Let me give a simple example of that: Protagoras - "Man is the measure of all things: of the things that are, that they are, of the things that are not, that they are not." The key word is measure and that has several definitions and it was apparently used in a Greek context, where some modern Western people use another, because measure belongs to science and its instruments.
 

Sheldon

Veteran Member
I can't speak for Greek, but one can definately understand incorrectly a text without knowing the language it was written in.

If one wants to understand "correctly" the text as the author intented one would defiantely need to understand how the language (which a part of the philosophical concepts and historical context) they wrote it in works.

I.e. the only way ancient Hebrew as used by Jews is understood modernly because of how it was described in the Mishnah, the Talmud, the Geonim, the Rishonim, etc. and of course people who know all of these and read the language have the proper tools to understand it and investigate elements of it not found or covered by those who try to translate the "philosophical concepts and historical context."

Everyone else is simply using what those translate modernly what they are able to try and "help" a preson who is illeterate in said language to under the "philosophical concepts and historical context." Of course the illterate in said language are at the mercy of whether or not those they rely on got the "philosophical concepts and historical context" correct.

So, we can definately agree on that.
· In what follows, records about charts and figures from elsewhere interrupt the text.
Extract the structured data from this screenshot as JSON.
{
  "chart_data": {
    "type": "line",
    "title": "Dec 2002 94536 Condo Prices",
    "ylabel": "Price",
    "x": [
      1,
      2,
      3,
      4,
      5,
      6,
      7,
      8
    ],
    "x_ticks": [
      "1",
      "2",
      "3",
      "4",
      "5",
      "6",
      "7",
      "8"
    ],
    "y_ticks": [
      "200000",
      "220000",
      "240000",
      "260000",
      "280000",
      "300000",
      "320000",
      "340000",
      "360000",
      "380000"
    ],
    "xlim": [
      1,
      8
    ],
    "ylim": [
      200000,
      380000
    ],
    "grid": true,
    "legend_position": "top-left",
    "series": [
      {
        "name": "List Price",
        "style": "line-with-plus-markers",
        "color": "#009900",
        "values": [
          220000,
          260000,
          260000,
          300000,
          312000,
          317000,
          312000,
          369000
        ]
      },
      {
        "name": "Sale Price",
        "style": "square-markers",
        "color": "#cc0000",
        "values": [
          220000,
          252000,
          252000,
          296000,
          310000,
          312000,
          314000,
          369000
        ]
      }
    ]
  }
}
Great comment.

An omniscient omnipotent deity, whose message is hampered by being able to communicate only as a monoglot? That doesn't make much sense now does it.
 

mikkel_the_dane

My own religion
An omniscient omnipotent deity, whose message is hampered by being able to communicate only as a monoglot? That doesn't make much sense now does it.

Well, off course you are special, because you are so unique in your brain, that you can observe as per empical what makes sense.
 

Ehav4Ever

Well-Known Member
An omniscient omnipotent deity, whose message is hampered by being able to communicate only as a monoglot? That doesn't make much sense now does it.

Don't know. You would have to ask something or someone that/who identifies himself/herself/itself that way and meets that description. ;)
 

Kelly of the Phoenix

Well-Known Member
There is no we. There are people who have agendas. That is a reality. You have an agenda in life, your family has an agenda, your country has an angenda, etc. I also have an agenda, my family has an agenda, and my nation has an agenda, etc. I may see your agenda as a pattern that me and mine should avoid, because we have experienced what your agenda, and while you may see mine as something to be broken
My agenda is to live in a country that respects basic human rights. Kids should not suffer for religion. Killing kids is fine in the Bible. We would be monsters if we made religious accommodations for it.